Do adult children in Switzerland have to support their parents financially?

Usually, it is the parents’ responsibility to ensure their kids are well taken care of financially. But can Swiss authorities force the children to return the favour in times of need?

Do adult children in Switzerland have to support their parents financially?

In most cases, once children are grown up and out of the house, they are (or at least should be) self-sufficient in terms of finances.

Parents too should breathe a sigh of relief that they are no longer obligated to pay for their children’s expenses, except perhaps for giving them some money here and there as a gift.

This is what happens in the best-case scenario.

But what if things don’t go according to this plan — for instance, if the parents find themselves in financial straits and can’t  afford to pay their bills?

Family obligations

Generally speaking, the truly needy people who don’t have enough income to pay for their basic living expenses will receive financial help from the government, in the very least in the form of the health insurance and housing subsidy.

READ ALSO: Can I get financial help in Switzerland if I’m struggling to pay the bills?

However, before doling out public money, authorities will see whether relatives should be made to help the struggling individuals pay their bills.

(In this context, ‘relatives’ means only those in the direct line of descent: grandparents, parents, and children.)

They will do it by checking the tax status of these relatives — how much they earn and what other financial assets they have — to determine whether, and how much, they should be paying toward their parents’ expenses.

Obviously, you will be expected to pay up only if your own financial situation allows it; you will not be forced to part with your money if you have very little of it yourself.

 ‘Favourable financial circumstaces’

Based on a Federal Court ruling, if the adult child  lives in ‘favourable financial circumstances’ they are required to help out their struggling parents.
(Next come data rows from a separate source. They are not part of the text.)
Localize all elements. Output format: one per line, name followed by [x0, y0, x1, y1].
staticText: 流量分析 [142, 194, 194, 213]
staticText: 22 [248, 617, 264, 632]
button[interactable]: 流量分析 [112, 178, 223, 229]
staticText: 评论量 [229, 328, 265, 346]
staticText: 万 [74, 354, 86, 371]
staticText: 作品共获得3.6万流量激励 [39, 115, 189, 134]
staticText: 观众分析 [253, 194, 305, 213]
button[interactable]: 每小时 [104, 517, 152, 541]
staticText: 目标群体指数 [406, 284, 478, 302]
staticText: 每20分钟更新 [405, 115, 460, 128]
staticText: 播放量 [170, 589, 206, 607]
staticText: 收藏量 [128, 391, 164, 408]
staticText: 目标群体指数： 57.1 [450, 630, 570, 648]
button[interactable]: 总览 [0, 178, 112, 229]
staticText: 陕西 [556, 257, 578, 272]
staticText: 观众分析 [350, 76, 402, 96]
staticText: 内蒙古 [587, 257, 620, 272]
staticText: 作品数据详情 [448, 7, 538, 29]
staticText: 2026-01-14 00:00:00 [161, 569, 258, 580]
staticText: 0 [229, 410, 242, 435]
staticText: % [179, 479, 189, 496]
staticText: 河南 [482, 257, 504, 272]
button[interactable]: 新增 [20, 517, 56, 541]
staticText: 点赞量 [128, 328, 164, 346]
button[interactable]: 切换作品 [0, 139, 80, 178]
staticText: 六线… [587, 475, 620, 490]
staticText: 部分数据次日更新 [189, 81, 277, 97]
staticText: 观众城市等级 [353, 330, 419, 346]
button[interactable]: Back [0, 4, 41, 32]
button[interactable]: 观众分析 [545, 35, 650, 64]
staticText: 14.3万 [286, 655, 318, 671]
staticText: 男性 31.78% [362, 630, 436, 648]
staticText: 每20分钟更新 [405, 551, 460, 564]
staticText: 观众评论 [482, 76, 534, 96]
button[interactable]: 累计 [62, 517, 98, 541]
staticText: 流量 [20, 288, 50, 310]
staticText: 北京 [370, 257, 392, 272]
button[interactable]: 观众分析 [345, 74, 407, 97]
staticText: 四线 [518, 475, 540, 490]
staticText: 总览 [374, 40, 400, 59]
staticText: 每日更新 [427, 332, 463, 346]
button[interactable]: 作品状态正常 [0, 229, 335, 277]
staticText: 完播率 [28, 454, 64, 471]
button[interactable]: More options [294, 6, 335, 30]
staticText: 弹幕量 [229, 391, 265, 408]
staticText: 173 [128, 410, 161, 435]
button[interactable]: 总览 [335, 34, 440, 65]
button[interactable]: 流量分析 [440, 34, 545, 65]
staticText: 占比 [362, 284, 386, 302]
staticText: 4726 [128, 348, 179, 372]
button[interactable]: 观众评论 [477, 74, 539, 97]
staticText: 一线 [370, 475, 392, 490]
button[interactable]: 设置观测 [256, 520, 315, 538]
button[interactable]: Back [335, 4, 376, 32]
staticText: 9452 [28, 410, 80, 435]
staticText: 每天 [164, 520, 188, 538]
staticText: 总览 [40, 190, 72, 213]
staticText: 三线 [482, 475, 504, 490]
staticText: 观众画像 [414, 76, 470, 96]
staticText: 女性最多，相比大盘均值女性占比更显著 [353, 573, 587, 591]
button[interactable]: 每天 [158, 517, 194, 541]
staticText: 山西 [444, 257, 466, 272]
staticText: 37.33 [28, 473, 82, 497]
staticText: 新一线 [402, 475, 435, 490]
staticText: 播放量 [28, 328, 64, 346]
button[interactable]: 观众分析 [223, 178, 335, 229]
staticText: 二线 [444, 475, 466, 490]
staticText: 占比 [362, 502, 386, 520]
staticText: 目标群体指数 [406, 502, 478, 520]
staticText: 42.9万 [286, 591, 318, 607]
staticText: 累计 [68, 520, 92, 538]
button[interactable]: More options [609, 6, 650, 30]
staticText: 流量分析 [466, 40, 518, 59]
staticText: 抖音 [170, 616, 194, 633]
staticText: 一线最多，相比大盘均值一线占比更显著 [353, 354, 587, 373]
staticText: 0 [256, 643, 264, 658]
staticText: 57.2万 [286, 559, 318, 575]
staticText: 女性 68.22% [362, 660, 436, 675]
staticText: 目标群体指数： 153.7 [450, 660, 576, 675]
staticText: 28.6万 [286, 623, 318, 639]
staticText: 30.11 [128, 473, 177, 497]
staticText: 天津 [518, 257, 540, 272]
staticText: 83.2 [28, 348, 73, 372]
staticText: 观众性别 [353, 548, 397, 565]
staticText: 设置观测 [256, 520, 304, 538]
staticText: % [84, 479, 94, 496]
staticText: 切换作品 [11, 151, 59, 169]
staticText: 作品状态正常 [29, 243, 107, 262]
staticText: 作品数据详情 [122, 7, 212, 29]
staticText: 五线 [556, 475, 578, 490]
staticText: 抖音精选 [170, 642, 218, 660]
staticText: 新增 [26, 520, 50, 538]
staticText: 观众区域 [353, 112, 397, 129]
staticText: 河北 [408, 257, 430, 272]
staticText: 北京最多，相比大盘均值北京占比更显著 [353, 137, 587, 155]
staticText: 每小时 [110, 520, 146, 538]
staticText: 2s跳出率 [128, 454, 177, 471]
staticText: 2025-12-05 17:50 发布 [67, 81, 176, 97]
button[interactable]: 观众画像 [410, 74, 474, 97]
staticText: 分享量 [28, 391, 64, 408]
The Court defined ‘favourable financial circumstances’ as income and assets allowing a comfortable life.

‘Comfortable life’, in turn, was defined by the Swiss Conference for Social Welfare (SKOS), as a taxable annual income of 120,000 francs for a single person, and 180,000 francs for married couples.

“If you have minors in your household, the limit is increased by 20,000 francs per child,” according to AXA insurance.

It goes on to say that you can deduct an exempt amount from your taxable assets.

“Your annual depletion of assets is deducted from the remaining amount. This means that if you are obligated to provide financial support, you are permitted to use part of your assets yourself each year; you don’t have to devote your entire assets to providing support.”

At between 18 and 30 years of age, this is 1/60th per year; from 31 to 40, 1/50th per year; 41 to 50, 1/40th per year; 51 to 60, 1/30th per year; and from the age of 61,1/20th per year. 

Are there any exemptions to these rules?

Aside from not having sufficient funds, you could be exempted from paying if, say, your parents, or parent, have not lived up to their own financial obligations toward you.

In Switzerland, parents are required to  provide financially for their children until the age of majority, and even beyond that if they are still studying or undergoing vocational training — typically, until the mid-20s.